HNW ingatkan Prabowo untuk konsisten pada konstitusi jika mediasi berhenti perang

Kami Ingatkan Indonesia Konsisten Pada Konstitusi Palestina Adalah Mandat Sejarah Dan Moral 2025 07 11 09 40 42 6524
Kami Ingatkan Indonesia Konsisten Pada Konstitusi Palestina Adalah Mandat Sejarah Dan Moral 2025 07 11 09 40 42 6524

Komentar Wakil Ketua MPR RI Mengenai Perang dan Perdamaian di Kawasan

Wakil Ketua Majelis Permusyawaratan Rakyat Republik Indonesia (MPR RI), Dr. H. M Hidayat Nur Wahid, MA menyampaikan kekhawatiran terhadap situasi konflik yang terjadi di kawasan Timur Tengah, khususnya perang antara Amerika Serikat (AS) dan Israel dengan Iran. Ia menilai bahwa serangan tersebut tidak hanya mengancam perdamaian, tetapi juga meruntuhkan legitimasi lembaga-lembaga internasional seperti Board of Peace.

HNW menekankan pentingnya konsistensi dalam menjalankan Konstitusi Republik Indonesia, khususnya alinea keempat Pembukaan UUDNRI 1945, yang menegaskan bahwa Indonesia turut serta mewujudkan perdamaian dunia. Dengan demikian, jika Presiden Prabowo melakukan mediasi, ia harus memastikan bahwa langkah tersebut sesuai dengan prinsip-prinsip konstitusional dan tidak hanya berfokus pada satu konflik saja.

Mediasi untuk Berbagai Konflik

Selain konflik antara AS dan Iran, HNW juga menyoroti pentingnya mediasi dalam konflik antara Pakistan dan Afghanistan. Ia menilai bahwa kedua negara ini sangat dekat dengan Indonesia dan saling menghormati. Oleh karena itu, mediasi oleh Presiden Prabowo diperlukan agar kedua negara segera menghentikan perang dan kembali berdamai.

HNW menegaskan bahwa pendekatan dialog dan diplomasi harus menjadi prioritas bagi semua negara anggota PBB. Hal ini sesuai dengan ketentuan dalam Deklarasi Piagam PBB pasal 2 (4), yang menekankan pentingnya perdamaian dan penghormatan terhadap hukum internasional.

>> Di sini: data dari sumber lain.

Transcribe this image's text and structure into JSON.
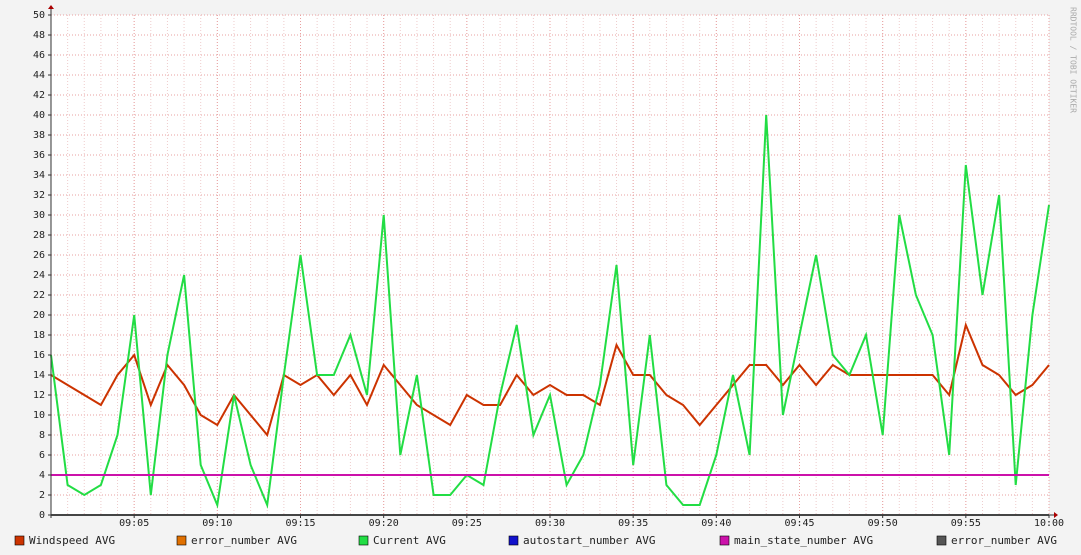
{
  "chart_data": {
    "type": "line",
    "watermark": "RRDTOOL / TOBI OETIKER",
    "x": [
      "09:00",
      "09:01",
      "09:02",
      "09:03",
      "09:04",
      "09:05",
      "09:06",
      "09:07",
      "09:08",
      "09:09",
      "09:10",
      "09:11",
      "09:12",
      "09:13",
      "09:14",
      "09:15",
      "09:16",
      "09:17",
      "09:18",
      "09:19",
      "09:20",
      "09:21",
      "09:22",
      "09:23",
      "09:24",
      "09:25",
      "09:26",
      "09:27",
      "09:28",
      "09:29",
      "09:30",
      "09:31",
      "09:32",
      "09:33",
      "09:34",
      "09:35",
      "09:36",
      "09:37",
      "09:38",
      "09:39",
      "09:40",
      "09:41",
      "09:42",
      "09:43",
      "09:44",
      "09:45",
      "09:46",
      "09:47",
      "09:48",
      "09:49",
      "09:50",
      "09:51",
      "09:52",
      "09:53",
      "09:54",
      "09:55",
      "09:56",
      "09:57",
      "09:58",
      "09:59",
      "10:00"
    ],
    "xticks": [
      "09:05",
      "09:10",
      "09:15",
      "09:20",
      "09:25",
      "09:30",
      "09:35",
      "09:40",
      "09:45",
      "09:50",
      "09:55",
      "10:00"
    ],
    "ylim": [
      0,
      50
    ],
    "yticks": [
      0,
      2,
      4,
      6,
      8,
      10,
      12,
      14,
      16,
      18,
      20,
      22,
      24,
      26,
      28,
      30,
      32,
      34,
      36,
      38,
      40,
      42,
      44,
      46,
      48,
      50
    ],
    "grid": true,
    "series": [
      {
        "name": "Windspeed AVG",
        "color": "#cc3300",
        "values": [
          14,
          13,
          12,
          11,
          14,
          16,
          11,
          15,
          13,
          10,
          9,
          12,
          10,
          8,
          14,
          13,
          14,
          12,
          14,
          11,
          15,
          13,
          11,
          10,
          9,
          12,
          11,
          11,
          14,
          12,
          13,
          12,
          12,
          11,
          17,
          14,
          14,
          12,
          11,
          9,
          11,
          13,
          15,
          15,
          13,
          15,
          13,
          15,
          14,
          14,
          14,
          14,
          14,
          14,
          12,
          19,
          15,
          14,
          12,
          13,
          15
        ]
      },
      {
        "name": "error_number AVG",
        "color": "#e07000",
        "values": [
          0,
          0,
          0,
          0,
          0,
          0,
          0,
          0,
          0,
          0,
          0,
          0,
          0,
          0,
          0,
          0,
          0,
          0,
          0,
          0,
          0,
          0,
          0,
          0,
          0,
          0,
          0,
          0,
          0,
          0,
          0,
          0,
          0,
          0,
          0,
          0,
          0,
          0,
          0,
          0,
          0,
          0,
          0,
          0,
          0,
          0,
          0,
          0,
          0,
          0,
          0,
          0,
          0,
          0,
          0,
          0,
          0,
          0,
          0,
          0,
          0
        ]
      },
      {
        "name": "Current AVG",
        "color": "#22dd44",
        "values": [
          16,
          3,
          2,
          3,
          8,
          20,
          2,
          16,
          24,
          5,
          1,
          12,
          5,
          1,
          14,
          26,
          14,
          14,
          18,
          12,
          30,
          6,
          14,
          2,
          2,
          4,
          3,
          12,
          19,
          8,
          12,
          3,
          6,
          13,
          25,
          5,
          18,
          3,
          1,
          1,
          6,
          14,
          6,
          40,
          10,
          18,
          26,
          16,
          14,
          18,
          8,
          30,
          22,
          18,
          6,
          35,
          22,
          32,
          3,
          20,
          31
        ]
      },
      {
        "name": "autostart_number AVG",
        "color": "#1111cc",
        "values": [
          0,
          0,
          0,
          0,
          0,
          0,
          0,
          0,
          0,
          0,
          0,
          0,
          0,
          0,
          0,
          0,
          0,
          0,
          0,
          0,
          0,
          0,
          0,
          0,
          0,
          0,
          0,
          0,
          0,
          0,
          0,
          0,
          0,
          0,
          0,
          0,
          0,
          0,
          0,
          0,
          0,
          0,
          0,
          0,
          0,
          0,
          0,
          0,
          0,
          0,
          0,
          0,
          0,
          0,
          0,
          0,
          0,
          0,
          0,
          0,
          0
        ]
      },
      {
        "name": "main_state_number AVG",
        "color": "#cc11aa",
        "values": [
          4,
          4,
          4,
          4,
          4,
          4,
          4,
          4,
          4,
          4,
          4,
          4,
          4,
          4,
          4,
          4,
          4,
          4,
          4,
          4,
          4,
          4,
          4,
          4,
          4,
          4,
          4,
          4,
          4,
          4,
          4,
          4,
          4,
          4,
          4,
          4,
          4,
          4,
          4,
          4,
          4,
          4,
          4,
          4,
          4,
          4,
          4,
          4,
          4,
          4,
          4,
          4,
          4,
          4,
          4,
          4,
          4,
          4,
          4,
          4,
          4
        ]
      },
      {
        "name": "error_number AVG",
        "color": "#555555",
        "values": [
          0,
          0,
          0,
          0,
          0,
          0,
          0,
          0,
          0,
          0,
          0,
          0,
          0,
          0,
          0,
          0,
          0,
          0,
          0,
          0,
          0,
          0,
          0,
          0,
          0,
          0,
          0,
          0,
          0,
          0,
          0,
          0,
          0,
          0,
          0,
          0,
          0,
          0,
          0,
          0,
          0,
          0,
          0,
          0,
          0,
          0,
          0,
          0,
          0,
          0,
          0,
          0,
          0,
          0,
          0,
          0,
          0,
          0,
          0,
          0,
          0
        ]
      }
    ]
  }
}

Dampak Perang dan Potensi Eskalasi

Serangan AS dan Israel terhadap Iran telah memicu respons balik dari Iran, termasuk penyerangan terhadap pangkalan militer AS di beberapa negara tetangga seperti Kuwait, Bahrain, Uni Emirat Arab, Yordania, Qatar, dan bahkan Arab Saudi. Hal ini berpotensi memperlebar konflik dan memicu ketegangan antara negara-negara tersebut.

HNW menilai bahwa akibat dari konflik ini adalah korban jiwa, tragedi kemanusiaan, distabilitas, dan kerusakan tatanan hukum internasional. Ia menekankan bahwa segala bentuk perang harus segera dihentikan untuk mencegah dampak negatif yang lebih luas.

Peran PBB dan OKI dalam Menjaga Perdamaian

Untuk meningkatkan upaya perdamaian, HNW menyarankan Presiden Prabowo agar bekerja sama dengan lembaga PBB yang sudah menyampaikan sikap penolakan terhadap perang. Selain itu, ia menyarankan pemanfaatan forum Organisasi Kerja Sama Islam (OKI) untuk menciptakan perdamaian di antara negara-negara anggotanya.

HNW menekankan bahwa penyelenggaraan Sidang Umum atau KTT Luar Biasa Tingkat Kepala Negara oleh PBB dan OKI sangat penting untuk menghentikan eskalasi konflik. Hal ini sejalan dengan tujuan pertama pembentukan OKI, yaitu untuk meningkatkan persaudaraan dan solidaritas antar negara anggota.

Perlindungan Warga Negara Indonesia di Kawasan Perang

Selain itu, HNW juga mengingatkan pemerintah Indonesia untuk segera memberikan perlindungan efektif kepada warga negara Indonesia yang berada di kawasan perang, baik di Iran maupun di negara-negara yang terlibat dalam konflik lainnya seperti Pakistan dan Afghanistan.

Ia menekankan bahwa perlindungan terhadap WNI merupakan kewajiban konstitusional negara. Situasi yang semakin genting dengan potensi eskalasi yang panjang membuat hal ini menjadi sangat urgen untuk segera diwujudkan.